Anfang des 5. Jahrhunderts endete mit den Germaneneinfällen die römisch geprägte Besiedlung. Der folgende Wüstungsprozess veränderte die Landschaft radikal. Weite Teile der römischen Kulturlandschaft wurden von Wäldern zurückerobert und erst nach Jahrhunderten wieder urbar gemacht. [Anm. 4]
0.2.Dorfgründung
Die Gründung der Siedlung Sobernheim fällt in die Zeit der fränkischen Landnahme. Nach dem Sieg über die Alemannen besiedelten die Franken das eroberte Land. Ins Nahetal drangen sie flussaufwärts bis Kirn. Die damals im 6. Jahrhundert entstandenen Siedlungen waren Haufendörfer, d. h. lockere, ziemlich regellose Ansammlungen von Hofstätten, und erhielten in der Regel ihre Namen von dem Gründer oder ersten Besitzer, dem die Silbe „-heim“ angehängt wurde. In Sobernheim war es vermutlich ein Franke namens „Sobero“ oder „Subaro“. [Anm. 5]

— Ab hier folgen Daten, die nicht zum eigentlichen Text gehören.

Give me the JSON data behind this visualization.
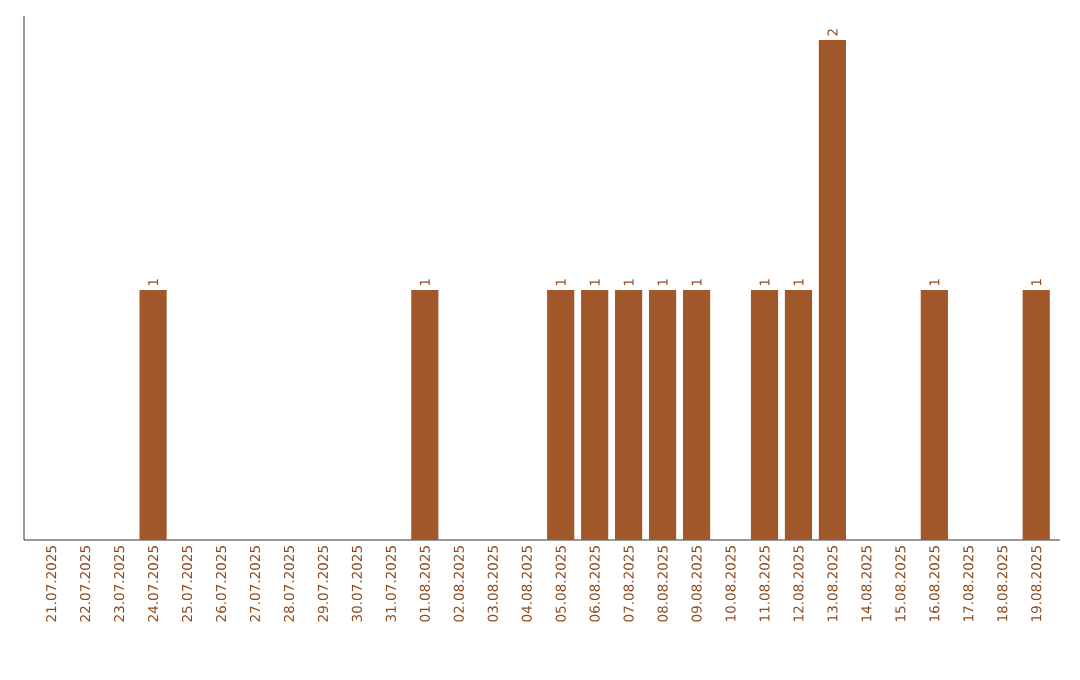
{
  "chart_data": {
    "type": "bar",
    "categories": [
      "21.07.2025",
      "22.07.2025",
      "23.07.2025",
      "24.07.2025",
      "25.07.2025",
      "26.07.2025",
      "27.07.2025",
      "28.07.2025",
      "29.07.2025",
      "30.07.2025",
      "31.07.2025",
      "01.08.2025",
      "02.08.2025",
      "03.08.2025",
      "04.08.2025",
      "05.08.2025",
      "06.08.2025",
      "07.08.2025",
      "08.08.2025",
      "09.08.2025",
      "10.08.2025",
      "11.08.2025",
      "12.08.2025",
      "13.08.2025",
      "14.08.2025",
      "15.08.2025",
      "16.08.2025",
      "17.08.2025",
      "18.08.2025",
      "19.08.2025"
    ],
    "values": [
      0,
      0,
      0,
      1,
      0,
      0,
      0,
      0,
      0,
      0,
      0,
      1,
      0,
      0,
      0,
      1,
      1,
      1,
      1,
      1,
      0,
      1,
      1,
      2,
      0,
      0,
      1,
      0,
      0,
      1
    ],
    "value_labels": [
      null,
      null,
      null,
      "1",
      null,
      null,
      null,
      null,
      null,
      null,
      null,
      "1",
      null,
      null,
      null,
      "1",
      "1",
      "1",
      "1",
      "1",
      null,
      "1",
      "1",
      "2",
      null,
      null,
      "1",
      null,
      null,
      "1"
    ],
    "color": "#a0572a",
    "tick_labels": "x"
  }
}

Die damals entstandene Siedlung Sobernheim lag in einer fruchtbaren Talweitung der Nahe außerhalb des Hochwasserbereiches in dem vor Wind und Wetter geschützten Winkel der Niederterrasse zwischen dem Domberg, dem Hüttenberg und jenem Teil der Mittelterrasse, auf dem heute der Friedhof liegt. Der Dornbach, welcher damals noch durch Herrenstraße und Fröschengasse (die heutige Saarstraße) floss, sorgte für ausreichendes Wasser, einer lebenswichtigen Voraussetzung für jede bäuerliche Ansiedlung. Rückschlüsse aus den Höhenprofilen im Stadtgebiet und dem Straßenverlauf machen wahrscheinlich, dass das ursprüngliche fränkische Haufendorf zwischen der Saarstraße, dem Marktplatz und auf beiden Seiten der mittleren Großstraße gelegen haben muss. Aus der Gründungszeit ist ein frühmerowingisches Tongefäß erhalten. Es handelt sich um den ältesten Fund im mittleren Nahetal aus der nachrömischen Zeit. [Anm. 6]
Dorferweiterung
Die Einführung des Christentums bedingte eine der ersten Erweiterungen des Dorfes. Die erforderlichen kirchlichen Gebäude konzentrierten sich auf das Gebiet zwischen Pfaffengasse, unterer Großstraße, Poststraße bis fast zur Igelsbachstraße. Hier standen die Pfarrkirche, ein Vorgängerbau der heutigen Matthiaskirche, und der Wohn- und Amtssitz des Ortsgeistlichen. Neben den Pfarrgebäuden war auch der Salhof (Herren- oder Fronhof) des Mainzer Erzstiftes angesiedelt. Er war das Verwaltungszentrum des umfangreichen Mainzer Grundbesitzes, der sich von Meddersheim bis Oberhausen sowie Glan aufwärts bis Meisenheim erstreckte.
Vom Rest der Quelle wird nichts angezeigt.